Shoprite opened its first supermarkets in Uganda and Tanzania in the period under review, and is planning to move into Angola, Ghana and some of the islands in the Indian Ocean in the new financial year. Basson said Shoprite’s operations elsewhere on the continent also yielded considerable benefits for South Africa. “We export some R429 million worth of merchandise to our African stores every year. By doing so we are not only earning valuable foreign exchange but also providing a large number of jobs in the manufacturing and food industry in South Africa.”

In the period under review the group continued to increase trade density in its existing supermarkets and, wherever possible, to scale down its sales area further. This is an ongoing process because of the long-term nature of leases.

In the past year the group opened 24 supermarkets, closed down 9 and rebuilt and renovated 35. The refurbishing and renovation process decreased total sales area by some 30 000m². Of the new supermarkets, 15 are located in South Africa and 9 in other African countries. The group’s total number of stores and franchise memberships now stands at 981.

Basson said OK Furniture did well in a market sector that was under intense pressure. This division, with 137 branches, contributed about R640 million to turnover and R55 million to operating profit. The 21-branch House & Home, previously part of the Hyperama, was combined with OK Furniture in the latter half of the year.

OK Franchise’s operations grew by 19.3% to R1,58 billion during the year. Management’s main emphasis during this period was on rationalising the group’s franchise interests, all of which were brought in under the OK banner. There are now three trading formats: OK Foods, all of whose stores have service departments; the smaller OK Grocer; and OK MiniMart, which previously traded as 8 ‘Till Late.

“Thanks to this rationalization the group now has a solid platform to grow from in the new financial year, and management wants to make full use of the possibilities this offers,” Basson said.

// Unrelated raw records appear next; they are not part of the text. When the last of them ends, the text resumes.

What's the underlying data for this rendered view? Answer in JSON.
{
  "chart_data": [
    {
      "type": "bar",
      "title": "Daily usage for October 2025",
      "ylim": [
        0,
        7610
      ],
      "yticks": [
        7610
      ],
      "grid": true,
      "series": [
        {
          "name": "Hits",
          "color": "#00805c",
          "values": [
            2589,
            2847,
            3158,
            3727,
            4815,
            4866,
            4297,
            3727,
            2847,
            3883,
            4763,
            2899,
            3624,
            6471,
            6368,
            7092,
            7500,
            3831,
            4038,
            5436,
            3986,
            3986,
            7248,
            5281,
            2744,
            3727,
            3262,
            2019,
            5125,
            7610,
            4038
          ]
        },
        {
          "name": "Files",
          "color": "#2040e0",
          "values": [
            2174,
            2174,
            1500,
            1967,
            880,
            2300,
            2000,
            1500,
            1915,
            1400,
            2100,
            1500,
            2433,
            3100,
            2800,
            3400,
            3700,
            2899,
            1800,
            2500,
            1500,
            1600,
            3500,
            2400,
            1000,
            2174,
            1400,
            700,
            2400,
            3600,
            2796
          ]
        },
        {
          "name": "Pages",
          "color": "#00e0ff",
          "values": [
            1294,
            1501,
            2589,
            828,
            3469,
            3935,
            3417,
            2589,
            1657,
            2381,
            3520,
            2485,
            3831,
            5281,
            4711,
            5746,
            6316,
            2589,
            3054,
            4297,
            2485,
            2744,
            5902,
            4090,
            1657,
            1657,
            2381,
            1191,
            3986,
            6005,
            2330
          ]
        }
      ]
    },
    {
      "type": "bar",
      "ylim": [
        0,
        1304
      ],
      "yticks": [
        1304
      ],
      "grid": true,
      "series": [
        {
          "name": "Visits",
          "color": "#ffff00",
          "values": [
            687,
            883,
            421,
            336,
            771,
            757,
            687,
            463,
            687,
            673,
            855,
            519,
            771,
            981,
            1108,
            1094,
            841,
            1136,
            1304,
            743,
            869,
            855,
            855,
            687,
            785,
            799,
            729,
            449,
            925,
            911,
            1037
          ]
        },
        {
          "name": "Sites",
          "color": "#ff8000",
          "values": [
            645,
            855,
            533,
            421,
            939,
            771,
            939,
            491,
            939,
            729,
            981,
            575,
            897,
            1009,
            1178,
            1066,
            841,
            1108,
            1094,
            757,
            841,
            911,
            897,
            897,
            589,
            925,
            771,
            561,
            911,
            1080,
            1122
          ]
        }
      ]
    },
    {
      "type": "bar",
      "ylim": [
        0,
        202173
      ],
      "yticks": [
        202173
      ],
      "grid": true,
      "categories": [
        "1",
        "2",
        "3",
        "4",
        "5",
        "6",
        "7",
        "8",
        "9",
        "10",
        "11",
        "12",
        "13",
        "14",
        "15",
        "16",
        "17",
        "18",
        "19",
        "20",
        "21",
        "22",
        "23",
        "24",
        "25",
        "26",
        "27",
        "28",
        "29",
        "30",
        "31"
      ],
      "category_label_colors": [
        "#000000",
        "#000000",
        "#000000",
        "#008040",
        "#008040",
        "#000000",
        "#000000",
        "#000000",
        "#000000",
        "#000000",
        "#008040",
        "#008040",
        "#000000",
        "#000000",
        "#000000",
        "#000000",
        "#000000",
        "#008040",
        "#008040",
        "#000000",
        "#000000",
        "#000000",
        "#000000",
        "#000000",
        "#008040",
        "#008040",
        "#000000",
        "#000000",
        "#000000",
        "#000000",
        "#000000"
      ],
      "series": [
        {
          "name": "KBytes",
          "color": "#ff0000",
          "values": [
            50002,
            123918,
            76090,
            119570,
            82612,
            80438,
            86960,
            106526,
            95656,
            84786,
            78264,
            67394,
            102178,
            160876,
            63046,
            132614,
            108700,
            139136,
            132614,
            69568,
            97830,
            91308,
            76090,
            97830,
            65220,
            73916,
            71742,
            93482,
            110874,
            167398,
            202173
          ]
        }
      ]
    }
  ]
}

He also referred to the clear distinction now being made between the Shoprite and Checkers trademarks. “We have defined the role of each much more clearly in terms of their respective target groups, and we are finding that Checkers in its new role is enjoying greatly increased consumer support.”

Basson said turnover growth similar to that achieved in the period under review was being maintained in the first weeks of the new financial year. “We believe food inflation, which inevitably has an effect on basket size, will level off and even decrease as a result of the strengthening of the rand. We therefore expect the group to maintain its current growth in turnover in at least the first half of the year, backed by an increasing contribution by its African interests.”

Basson added that the group, with almost 1 000 outlets and an annual turnover of R22 billion, fully realised that it was the zeal and loyalty of its more than 65 000 employees and more than 3 770 suppliers, and the loyal support of its more than 33 million customers per month that had enabled the company to become the largest supermarket group on the African continent.